Some people often remember clearly what happened in the dream, while others did not remember anything. Research shows that people who remember the dream often react more strongly when they hear someone calling their name at waking.
People often dream during sleep, but not everyone remembers these dreams the next day. Until now, scientists are still not sure why some people remember, some people do not remember. To find out, the researchers used electroencephalography to record the activities in the brain of 36 people. These measures of brain measurement are performed both awake and sleep. Half of the participants remember and reported very clearly what they dreamed every day, while the other half said they only remembered a few dreams.

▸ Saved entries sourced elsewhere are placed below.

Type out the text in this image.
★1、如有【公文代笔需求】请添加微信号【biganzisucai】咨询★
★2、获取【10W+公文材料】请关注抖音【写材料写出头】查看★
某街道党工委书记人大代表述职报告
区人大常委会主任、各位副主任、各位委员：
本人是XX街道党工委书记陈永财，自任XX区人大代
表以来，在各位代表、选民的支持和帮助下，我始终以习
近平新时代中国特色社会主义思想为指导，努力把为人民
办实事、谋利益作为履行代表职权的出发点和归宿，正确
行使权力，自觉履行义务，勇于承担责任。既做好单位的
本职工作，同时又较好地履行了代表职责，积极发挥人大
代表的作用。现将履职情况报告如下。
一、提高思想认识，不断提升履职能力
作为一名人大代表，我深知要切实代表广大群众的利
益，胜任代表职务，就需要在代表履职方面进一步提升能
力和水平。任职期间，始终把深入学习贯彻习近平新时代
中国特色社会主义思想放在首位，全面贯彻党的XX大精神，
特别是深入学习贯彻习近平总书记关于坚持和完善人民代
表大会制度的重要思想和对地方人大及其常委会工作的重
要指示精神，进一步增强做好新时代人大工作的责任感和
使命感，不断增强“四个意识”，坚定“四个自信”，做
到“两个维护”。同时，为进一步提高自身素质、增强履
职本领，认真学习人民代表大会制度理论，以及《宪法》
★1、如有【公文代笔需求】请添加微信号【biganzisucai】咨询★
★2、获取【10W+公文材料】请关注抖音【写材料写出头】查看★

While sleeping, both groups showed similar changes in brain activity when they heard someone calling their name, often a very quiet call was not enough to wake them up.
However, when waking up, the brain waves of the group of people who clearly remember the dream are much more negligent than the group of people who don't remember the dream when they heard their name. The researchers call this brainwave alpha waves .
"We were really surprised at the difference between the reactions of these two groups when they woke up," said researcher Perrine Ruby, neurologist at Lyon's Neuroscience Research Center in France. .
This difference may reflect changes in the brains of two groups of people, and it may have some role in how they dream, Ruby said.
Historically, it has been hypothesized that a decrease in alpha waves is a sign that areas of the brain are inhibited with external stimuli. Studies show that when people hear a sudden sound or when they open their eyes, brain areas become active.
In the study, both groups showed a decrease in alpha waves when they heard their names during waking. But people who remember well the dream of a longer decline, and that may be their brain signal is more active when they hear their names.
In other words, people who remember clearly dreams may have more areas of the brain involved when handling the waking sounds . While everyone sleeps, alpha waves work in the opposite way - meaning they work harder when they hear a sudden sound. Scientists are still not sure why it is, but there is an idea that it protects the brain from being disturbed by the sound of sleep.
In fact, the study participants showed that alpha waves increase when responding to the sounds at sleep, and there is no difference between groups.
Researchers also found that people who remember well the dream tend to wake up more often during the night. On average, one night they woke up for 30 minutes (insomnia), while those who had little memory of their waking dreams 14 minutes a night. However, Ruby said: "both numbers are in the normal range, and there are no problems with both groups."
Finally, the research results show that the brains of those who clearly remember dreams can react more strongly to stimuli like sound, making them more awake. It is also possible that someone will remember their dreams more clearly if they are suddenly awakened.
However, waking up at night may be just a small reason to explain the difference of the two groups of people, remembering and not remembering dreams.
This study was published in Frontiers magazine specializing in psychology. And do you remember what you dreamed about last night?